JUNEAU, Alaska — Alaska Gov. Bill Walker has proposed instituting a personal income tax for the first time in 35 years as the oil-dependent state looks to plug a multibillion-dollar budget deficit amid chronically low prices.
In laying out his budget plan Wednesday, Walker also proposed using the fund that provides annual checks to most Alaskans to generate a stream of cash to help finance state government.
Alaska has been using savings to balance its budget but is blowing through its reserves at an estimated rate of $10 million a day. The governor warned that if the state stays on its current track, drawing down on savings, the dividend is in danger of ending in 2020.
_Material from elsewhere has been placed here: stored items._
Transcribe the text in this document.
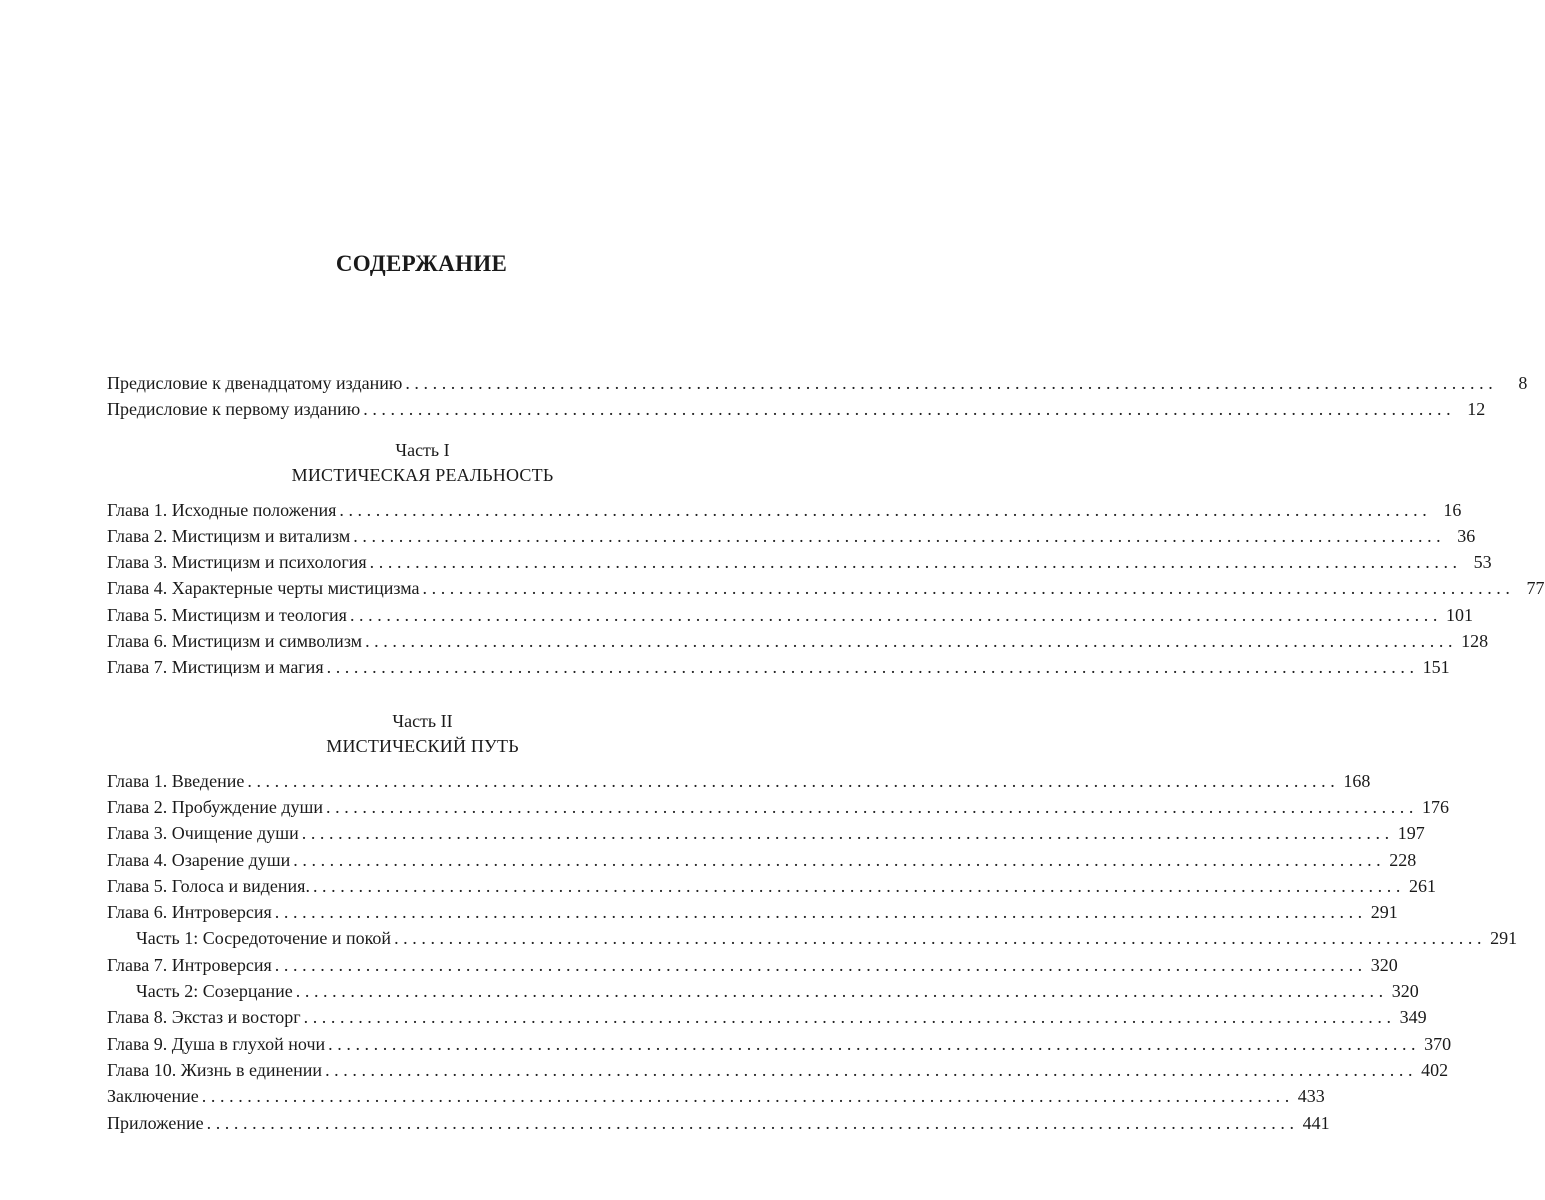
СОДЕРЖАНИЕ
Предисловие к двенадцатому изданию ........................................................................................................................	8
Предисловие к первому изданию ........................................................................................................................ 12
Часть I
МИСТИЧЕСКАЯ РЕАЛЬНОСТЬ
Глава 1. Исходные положения ........................................................................................................................ 16
Глава 2. Мистицизм и витализм ........................................................................................................................ 36
Глава 3. Мистицизм и психология ........................................................................................................................ 53
Глава 4. Характерные черты мистицизма ........................................................................................................................ 77
Глава 5. Мистицизм и теология ........................................................................................................................ 101
Глава 6. Мистицизм и символизм ........................................................................................................................ 128
Глава 7. Мистицизм и магия ........................................................................................................................ 151
Часть II
МИСТИЧЕСКИЙ ПУТЬ
Глава 1. Введение ........................................................................................................................ 168
Глава 2. Пробуждение души ........................................................................................................................ 176
Глава 3. Очищение души ........................................................................................................................ 197
Глава 4. Озарение души ........................................................................................................................ 228
Глава 5. Голоса и видения. ........................................................................................................................ 261
Глава 6. Интроверсия ........................................................................................................................ 291
Часть 1: Сосредоточение и покой ........................................................................................................................ 291
Глава 7. Интроверсия ........................................................................................................................ 320
Часть 2: Созерцание ........................................................................................................................ 320
Глава 8. Экстаз и восторг ........................................................................................................................ 349
Глава 9. Душа в глухой ночи ........................................................................................................................ 370
Глава 10. Жизнь в единении ........................................................................................................................ 402
Заключение ........................................................................................................................ 433
Приложение ........................................................................................................................ 441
Alaska isn’t alone among oil-producing states to experience hard times as oil prices stay low. But unlike states like Texas or Louisiana, Alaska has few other industries to make up the difference.
In recent years, oil has provided about 90 percent of the money available for lawmakers to spend. That’s down to about 75 percent, the state Revenue department says.
Oil flow through the trans-Alaska pipeline peaked at about 2 million barrels a day in the late 1980s but is averaging close to 505,000 barrels per day this year.
Alaska is one of seven states without an individual income tax, and it’s the only state to have repealed an existing income tax, according to the Tax Foundation, an independent tax policy research organization.
The income tax, as proposed, would generate about $200 million a year, according to the Walker administration.